Political Correctness was invented to ensure that we respectfully use the correct words to describe different kinds of people. This in itself is not a bad thing and shows that we have become more progressive and socially aware. Frankly, as a diversity consultant who spends a lot of time in different workplaces, I can see what was once considered a mark of advancement and social achievement; has taken an ugly turn in our workplaces — political correctness.
Repeatedly, I hear people expressing that they are afraid to say anything at work or debate someone who is considered “diverse” because of being perceived as “sexist”, “racist”, or a”homophobe” etc. To me this is very disturbing, as it creates inequalities in the workplace where issues that should be addressed are not because of fear. It means that some people will be treated better than others because they are afraid of challenging someone who is different. These feelings fester and can take the form of both covert and overt forms of anger toward the “diverse” employees. The whole idea behind political correctness, I believe was to create inclusion and respect for one another, but I see the reverse happening.

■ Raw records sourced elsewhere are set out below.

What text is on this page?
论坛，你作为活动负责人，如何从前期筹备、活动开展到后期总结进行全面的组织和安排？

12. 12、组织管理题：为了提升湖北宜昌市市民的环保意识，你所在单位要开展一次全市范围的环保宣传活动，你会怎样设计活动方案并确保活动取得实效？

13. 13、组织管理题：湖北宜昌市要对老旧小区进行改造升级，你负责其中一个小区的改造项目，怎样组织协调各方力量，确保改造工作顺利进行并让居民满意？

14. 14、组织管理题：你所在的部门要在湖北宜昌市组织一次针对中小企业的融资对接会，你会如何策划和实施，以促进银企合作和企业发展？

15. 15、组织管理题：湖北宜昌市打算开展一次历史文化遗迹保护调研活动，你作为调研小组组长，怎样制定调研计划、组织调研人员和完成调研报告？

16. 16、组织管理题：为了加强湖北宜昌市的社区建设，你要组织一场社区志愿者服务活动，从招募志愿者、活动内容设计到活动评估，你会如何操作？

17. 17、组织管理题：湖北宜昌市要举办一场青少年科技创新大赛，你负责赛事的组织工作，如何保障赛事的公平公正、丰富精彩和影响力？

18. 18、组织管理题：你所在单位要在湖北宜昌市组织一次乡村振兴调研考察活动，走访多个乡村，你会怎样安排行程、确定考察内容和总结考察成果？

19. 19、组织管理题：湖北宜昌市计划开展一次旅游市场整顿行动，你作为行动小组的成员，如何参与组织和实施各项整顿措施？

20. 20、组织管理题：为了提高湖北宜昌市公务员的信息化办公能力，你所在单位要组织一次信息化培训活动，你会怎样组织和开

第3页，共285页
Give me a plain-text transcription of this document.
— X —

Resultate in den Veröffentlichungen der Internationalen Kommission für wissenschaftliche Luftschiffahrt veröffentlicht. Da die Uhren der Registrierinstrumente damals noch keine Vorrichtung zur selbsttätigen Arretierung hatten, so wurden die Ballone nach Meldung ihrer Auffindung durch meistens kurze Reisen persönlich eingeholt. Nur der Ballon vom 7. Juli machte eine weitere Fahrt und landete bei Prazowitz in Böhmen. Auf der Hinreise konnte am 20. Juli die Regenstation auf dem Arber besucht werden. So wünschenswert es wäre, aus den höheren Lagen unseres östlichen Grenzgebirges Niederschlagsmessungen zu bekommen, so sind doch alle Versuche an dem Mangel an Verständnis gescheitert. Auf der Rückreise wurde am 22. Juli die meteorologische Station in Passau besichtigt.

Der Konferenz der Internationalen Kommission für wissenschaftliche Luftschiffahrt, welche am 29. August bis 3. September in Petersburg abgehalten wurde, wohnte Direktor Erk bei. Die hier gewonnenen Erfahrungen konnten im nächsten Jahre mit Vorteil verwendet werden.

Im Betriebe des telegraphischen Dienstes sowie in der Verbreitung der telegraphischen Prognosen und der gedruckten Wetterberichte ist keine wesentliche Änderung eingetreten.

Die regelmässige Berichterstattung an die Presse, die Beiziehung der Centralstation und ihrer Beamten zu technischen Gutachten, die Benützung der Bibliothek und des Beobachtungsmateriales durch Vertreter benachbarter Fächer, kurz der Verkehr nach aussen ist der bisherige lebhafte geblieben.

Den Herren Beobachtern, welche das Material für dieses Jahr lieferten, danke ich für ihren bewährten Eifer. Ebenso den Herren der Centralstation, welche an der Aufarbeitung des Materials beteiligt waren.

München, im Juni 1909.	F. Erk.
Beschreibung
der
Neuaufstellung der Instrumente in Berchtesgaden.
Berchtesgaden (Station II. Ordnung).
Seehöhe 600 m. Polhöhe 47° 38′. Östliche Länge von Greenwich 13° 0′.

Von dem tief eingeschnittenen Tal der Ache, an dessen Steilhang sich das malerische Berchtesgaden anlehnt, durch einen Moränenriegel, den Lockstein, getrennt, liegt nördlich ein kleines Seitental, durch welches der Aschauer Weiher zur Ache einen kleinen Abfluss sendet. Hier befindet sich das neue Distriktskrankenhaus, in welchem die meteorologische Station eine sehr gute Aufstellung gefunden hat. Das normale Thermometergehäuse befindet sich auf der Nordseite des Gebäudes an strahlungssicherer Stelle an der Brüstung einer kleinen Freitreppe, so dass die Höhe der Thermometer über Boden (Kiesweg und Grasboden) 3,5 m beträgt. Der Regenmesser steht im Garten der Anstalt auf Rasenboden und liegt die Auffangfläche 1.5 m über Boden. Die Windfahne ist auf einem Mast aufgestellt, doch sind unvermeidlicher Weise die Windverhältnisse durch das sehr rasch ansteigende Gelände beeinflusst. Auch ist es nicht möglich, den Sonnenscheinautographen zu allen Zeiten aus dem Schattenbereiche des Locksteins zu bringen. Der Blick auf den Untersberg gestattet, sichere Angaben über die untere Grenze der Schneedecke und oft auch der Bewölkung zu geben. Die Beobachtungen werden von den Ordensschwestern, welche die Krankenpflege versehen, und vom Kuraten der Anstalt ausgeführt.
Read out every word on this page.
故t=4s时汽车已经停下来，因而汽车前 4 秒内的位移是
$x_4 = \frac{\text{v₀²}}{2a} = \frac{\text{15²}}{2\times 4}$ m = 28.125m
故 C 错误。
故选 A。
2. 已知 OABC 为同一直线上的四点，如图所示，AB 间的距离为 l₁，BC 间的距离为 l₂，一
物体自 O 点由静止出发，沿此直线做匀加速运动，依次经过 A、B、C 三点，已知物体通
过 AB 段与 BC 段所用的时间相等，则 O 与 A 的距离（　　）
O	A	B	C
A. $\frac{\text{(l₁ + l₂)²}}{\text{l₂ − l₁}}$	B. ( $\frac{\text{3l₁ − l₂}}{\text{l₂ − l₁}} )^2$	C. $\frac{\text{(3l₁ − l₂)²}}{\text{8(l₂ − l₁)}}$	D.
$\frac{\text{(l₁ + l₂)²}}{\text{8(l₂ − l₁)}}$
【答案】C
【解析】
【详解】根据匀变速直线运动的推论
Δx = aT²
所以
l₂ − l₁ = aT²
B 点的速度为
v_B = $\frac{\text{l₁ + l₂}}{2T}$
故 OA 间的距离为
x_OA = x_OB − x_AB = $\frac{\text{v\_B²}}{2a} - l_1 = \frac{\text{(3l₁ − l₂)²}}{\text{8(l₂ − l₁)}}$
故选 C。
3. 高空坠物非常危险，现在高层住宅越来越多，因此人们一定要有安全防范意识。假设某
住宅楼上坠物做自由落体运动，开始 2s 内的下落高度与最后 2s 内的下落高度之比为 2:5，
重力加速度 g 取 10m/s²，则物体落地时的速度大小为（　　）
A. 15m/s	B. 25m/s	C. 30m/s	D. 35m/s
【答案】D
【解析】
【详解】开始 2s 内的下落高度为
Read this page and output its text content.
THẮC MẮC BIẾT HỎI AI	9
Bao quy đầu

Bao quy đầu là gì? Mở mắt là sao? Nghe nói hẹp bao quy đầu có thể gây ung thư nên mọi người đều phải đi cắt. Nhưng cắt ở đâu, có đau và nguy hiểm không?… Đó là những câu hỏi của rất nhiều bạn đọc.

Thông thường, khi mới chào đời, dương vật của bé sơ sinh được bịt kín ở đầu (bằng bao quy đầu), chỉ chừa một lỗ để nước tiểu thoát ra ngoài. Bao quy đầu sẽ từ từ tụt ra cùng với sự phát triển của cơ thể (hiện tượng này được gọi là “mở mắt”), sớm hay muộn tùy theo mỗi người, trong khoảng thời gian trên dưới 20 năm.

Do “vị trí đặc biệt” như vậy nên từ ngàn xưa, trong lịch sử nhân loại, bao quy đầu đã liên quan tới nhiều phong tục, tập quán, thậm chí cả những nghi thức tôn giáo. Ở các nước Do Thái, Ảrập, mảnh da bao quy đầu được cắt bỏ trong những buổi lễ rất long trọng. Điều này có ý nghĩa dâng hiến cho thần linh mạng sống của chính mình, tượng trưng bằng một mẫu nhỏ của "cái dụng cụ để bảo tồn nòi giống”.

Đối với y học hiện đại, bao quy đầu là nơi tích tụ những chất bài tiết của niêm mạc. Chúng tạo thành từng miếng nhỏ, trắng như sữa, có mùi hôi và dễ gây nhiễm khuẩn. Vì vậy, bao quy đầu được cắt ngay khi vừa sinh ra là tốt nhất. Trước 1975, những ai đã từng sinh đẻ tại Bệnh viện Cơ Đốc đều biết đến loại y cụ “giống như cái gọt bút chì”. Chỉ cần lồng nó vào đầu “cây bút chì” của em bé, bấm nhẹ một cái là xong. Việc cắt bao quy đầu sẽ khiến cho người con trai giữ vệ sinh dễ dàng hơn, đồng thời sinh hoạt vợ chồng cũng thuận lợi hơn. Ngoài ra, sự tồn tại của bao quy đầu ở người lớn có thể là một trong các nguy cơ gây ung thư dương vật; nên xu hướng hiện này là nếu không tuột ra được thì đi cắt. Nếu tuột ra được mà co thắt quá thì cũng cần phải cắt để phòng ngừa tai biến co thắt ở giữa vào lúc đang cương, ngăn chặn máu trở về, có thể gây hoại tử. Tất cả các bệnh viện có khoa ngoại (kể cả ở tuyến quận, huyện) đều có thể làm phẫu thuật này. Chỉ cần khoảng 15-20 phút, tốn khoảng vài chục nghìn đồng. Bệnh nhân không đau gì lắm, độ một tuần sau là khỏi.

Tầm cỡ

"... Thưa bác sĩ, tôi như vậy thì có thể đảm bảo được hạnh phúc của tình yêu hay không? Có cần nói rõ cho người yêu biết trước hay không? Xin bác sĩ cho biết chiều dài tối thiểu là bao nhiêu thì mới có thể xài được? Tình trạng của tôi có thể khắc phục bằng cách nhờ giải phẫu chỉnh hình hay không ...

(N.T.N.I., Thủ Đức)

How could this go so seriously wrong?
Political correctness also brought with it a whole bunch of terms that we can call one another or “label”.
Labelling fellow employees is a great way for “labellers” to shut down dialogue. After all, once you are called a “racist”, or “homophobe”, Islamophobe”, anti-Semite, or “sexist” usually you are so upset you don’t want to have a rational conversation. All of those feelings of hurt and misunderstanding just want to take over. Or you blow up. So what goes from bad only goes to worse! The “labeller” may have had a point, but no new understanding transpires between the two people who disagree because the dialogue never takes place.
Academia regularly churns out new political correctness words to add to the lexicon. What if we can’t keep up with all of the PC words that are being hurled at us? Does this mean that we are insensitive? Are we out of the loop? We are made to feel that way some how. Knowing the latest PC terminology doesn’t necessarily make someone enlightened about diversity.
Human rights complaints loom over every employer’s head, with the fear of accusations. Instead of human rights being used as a guide, they are evoked sometimes for the most mundane of issues, that could easily be resolved through good dialogue and conflict resolution, with a far more positive prognosis than a legal battle. Fear has become normalized in our workplaces because of political correctness.
Only open workplace dialogues will increase inclusion thus reducing our preponderance to focus on differences.